Management in organizations exists on three broad, horizontal levels: operational control, managerial planning and control (middle management), and strategic management, as shown in the figure illustrated below. Each level carries its own responsibilities, and all work toward achieving organizational goals and objectives in their own ways.
Operational control forms the bottom tier of three-tiered management. Operations managers make decisions using predetermined rules that have predictable outcomes when implemented correctly.
They make decisions that affect implementation in work scheduling, inventory control, shipping, receiving, and control of processes such as production. Operations managers oversee the operating details of the organization.
Middle management forms the second, or intermediate, tier of the three-tiered management system. Middle managers make short-term planning and control decisions about how resources may best be allocated to meet organizational objectives.
Their decisions range all the way from forecasting future resource requirements to solving employee problems that threaten productivity. The decision-making domain of middle managers can usefully be characterized as partly operational and partly strategic, with constant fluctuations.
Strategic management is the third level of three-tiered management control. Strategic managers look outward from the organization to the future, making decisions that will guide middle and operations managers in the months and years ahead.
Strategic managers work in a highly uncertain decision-making environment. Through statements of goals and the determination of strategies and policies to achieve them, strategic managers actually define the organization as a whole. Theirs is the broad picture, wherein the company decides to develop new product lines, divest itself of unprofitable ventures, acquire other compatible companies, or even allow itself to be acquired or merged.
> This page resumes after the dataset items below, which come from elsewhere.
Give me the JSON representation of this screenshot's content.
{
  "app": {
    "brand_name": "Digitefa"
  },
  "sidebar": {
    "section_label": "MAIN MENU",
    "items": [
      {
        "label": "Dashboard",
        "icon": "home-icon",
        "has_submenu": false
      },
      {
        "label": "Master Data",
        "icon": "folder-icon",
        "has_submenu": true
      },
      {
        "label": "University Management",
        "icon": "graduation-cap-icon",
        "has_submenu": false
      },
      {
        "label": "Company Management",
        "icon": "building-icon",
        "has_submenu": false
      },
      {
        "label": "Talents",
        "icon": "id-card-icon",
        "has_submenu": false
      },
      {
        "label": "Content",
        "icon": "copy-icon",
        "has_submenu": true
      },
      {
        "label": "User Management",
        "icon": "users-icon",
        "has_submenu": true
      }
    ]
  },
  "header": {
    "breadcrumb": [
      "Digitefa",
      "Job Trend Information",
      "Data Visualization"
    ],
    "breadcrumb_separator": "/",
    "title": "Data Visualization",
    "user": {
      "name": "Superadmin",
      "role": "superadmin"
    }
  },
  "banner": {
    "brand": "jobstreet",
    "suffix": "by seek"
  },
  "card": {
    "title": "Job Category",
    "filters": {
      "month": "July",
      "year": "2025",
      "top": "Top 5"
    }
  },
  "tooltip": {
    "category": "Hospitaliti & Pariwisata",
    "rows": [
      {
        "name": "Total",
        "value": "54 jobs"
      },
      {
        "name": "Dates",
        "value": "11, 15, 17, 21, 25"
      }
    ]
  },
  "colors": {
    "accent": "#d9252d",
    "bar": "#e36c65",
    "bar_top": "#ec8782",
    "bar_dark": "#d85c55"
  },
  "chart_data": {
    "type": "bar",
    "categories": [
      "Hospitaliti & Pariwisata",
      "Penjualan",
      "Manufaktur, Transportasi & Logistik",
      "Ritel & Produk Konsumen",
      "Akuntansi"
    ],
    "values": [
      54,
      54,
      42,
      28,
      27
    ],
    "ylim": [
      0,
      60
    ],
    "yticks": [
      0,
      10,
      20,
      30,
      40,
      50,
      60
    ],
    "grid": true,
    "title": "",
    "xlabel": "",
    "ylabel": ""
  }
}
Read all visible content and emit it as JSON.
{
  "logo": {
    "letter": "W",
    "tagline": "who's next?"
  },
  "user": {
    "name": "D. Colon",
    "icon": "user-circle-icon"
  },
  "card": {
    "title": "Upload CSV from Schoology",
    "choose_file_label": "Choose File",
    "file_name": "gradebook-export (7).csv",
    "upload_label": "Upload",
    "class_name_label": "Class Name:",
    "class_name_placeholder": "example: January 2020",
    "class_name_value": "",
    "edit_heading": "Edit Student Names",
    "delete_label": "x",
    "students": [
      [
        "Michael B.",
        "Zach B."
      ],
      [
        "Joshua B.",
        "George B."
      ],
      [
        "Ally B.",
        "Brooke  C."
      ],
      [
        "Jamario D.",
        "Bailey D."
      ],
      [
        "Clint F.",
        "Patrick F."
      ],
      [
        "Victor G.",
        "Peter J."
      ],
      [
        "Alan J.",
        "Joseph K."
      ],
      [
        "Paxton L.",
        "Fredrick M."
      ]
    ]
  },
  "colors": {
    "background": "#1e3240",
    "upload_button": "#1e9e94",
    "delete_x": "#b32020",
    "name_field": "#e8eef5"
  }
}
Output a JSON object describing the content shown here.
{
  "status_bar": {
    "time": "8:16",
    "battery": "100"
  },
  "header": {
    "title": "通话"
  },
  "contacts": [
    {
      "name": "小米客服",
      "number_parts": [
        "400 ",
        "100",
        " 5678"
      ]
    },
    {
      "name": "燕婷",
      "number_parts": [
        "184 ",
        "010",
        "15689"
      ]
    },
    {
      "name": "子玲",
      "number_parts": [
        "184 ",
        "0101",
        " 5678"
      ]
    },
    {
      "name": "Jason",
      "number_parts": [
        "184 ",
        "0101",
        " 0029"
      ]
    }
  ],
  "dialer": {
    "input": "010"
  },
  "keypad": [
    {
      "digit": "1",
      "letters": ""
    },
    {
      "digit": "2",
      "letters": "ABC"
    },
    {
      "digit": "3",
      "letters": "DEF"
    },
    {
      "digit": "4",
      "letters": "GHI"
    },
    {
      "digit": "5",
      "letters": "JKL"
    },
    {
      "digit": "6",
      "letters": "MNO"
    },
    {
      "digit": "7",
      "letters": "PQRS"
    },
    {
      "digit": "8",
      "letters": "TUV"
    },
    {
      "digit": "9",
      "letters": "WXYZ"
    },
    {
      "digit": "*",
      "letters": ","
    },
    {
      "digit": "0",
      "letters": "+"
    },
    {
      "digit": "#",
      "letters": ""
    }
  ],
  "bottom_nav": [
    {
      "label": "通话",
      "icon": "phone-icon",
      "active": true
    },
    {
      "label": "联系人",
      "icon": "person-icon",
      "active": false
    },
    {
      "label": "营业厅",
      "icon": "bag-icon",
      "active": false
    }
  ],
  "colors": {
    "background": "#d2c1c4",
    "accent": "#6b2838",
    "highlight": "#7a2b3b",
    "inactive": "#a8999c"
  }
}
There are sharp contrasts among the decision makers on many dimensions. For instance, strategic managers have multiple decision objectives, whereas operations managers have single ones. It is often difficult for high-level managers to identify problems, but it is easy for operations managers to do so. Strategic managers are faced with semistructured problems, whereas lowerlevel managers deal mostly with structured problems.
The alternative solutions to a problem facing the strategic managers are often difficult to articulate, but the alternatives that operations managers work with are usually easy to enumerate. Strategic managers most often make one-time decisions, whereas the decisions made by operations managers tend to be repetitive.
Implications for Information Systems Development
Each of the three management levels holds differing implications for developing information systems. Some of the information requirements for managers are clear-cut, whereas others are fuzzy and overlapping.
Operations managers need internal information that is of a repetitive, low-level nature. They are highly dependent on information that captures current performance, and they are large users of online, real-time information resources. The need of operations managers for past performance information and periodic information is only moderate. They have little use for external information that allows future projections.
On the next management level, middle managers are in need of both short- and longer-term information. Due to the troubleshooting nature of their jobs, middle managers experience extremely high needs for information in real time. To control properly, they also need current information on performance as measured against set standards. Middle managers are highly dependent on internal information. In contrast to operations managers, they have a high need for historical information, along with information that allows for the prediction of future events and simulation of numerous possible scenarios.
Strategic managers differ somewhat from both middle and operations managers in their information requirements. They are highly dependent on information from external sources that supply news of market trends and the strategies of competing corporations. Because the task of strategic managing demands projections into the uncertain future, strategic managers have a high need for information of a predictive nature and information that allows creation of many different what-if scenarios. Strategic managers also exhibit strong needs for periodically reported information as they seek to adapt to fast-moving changes.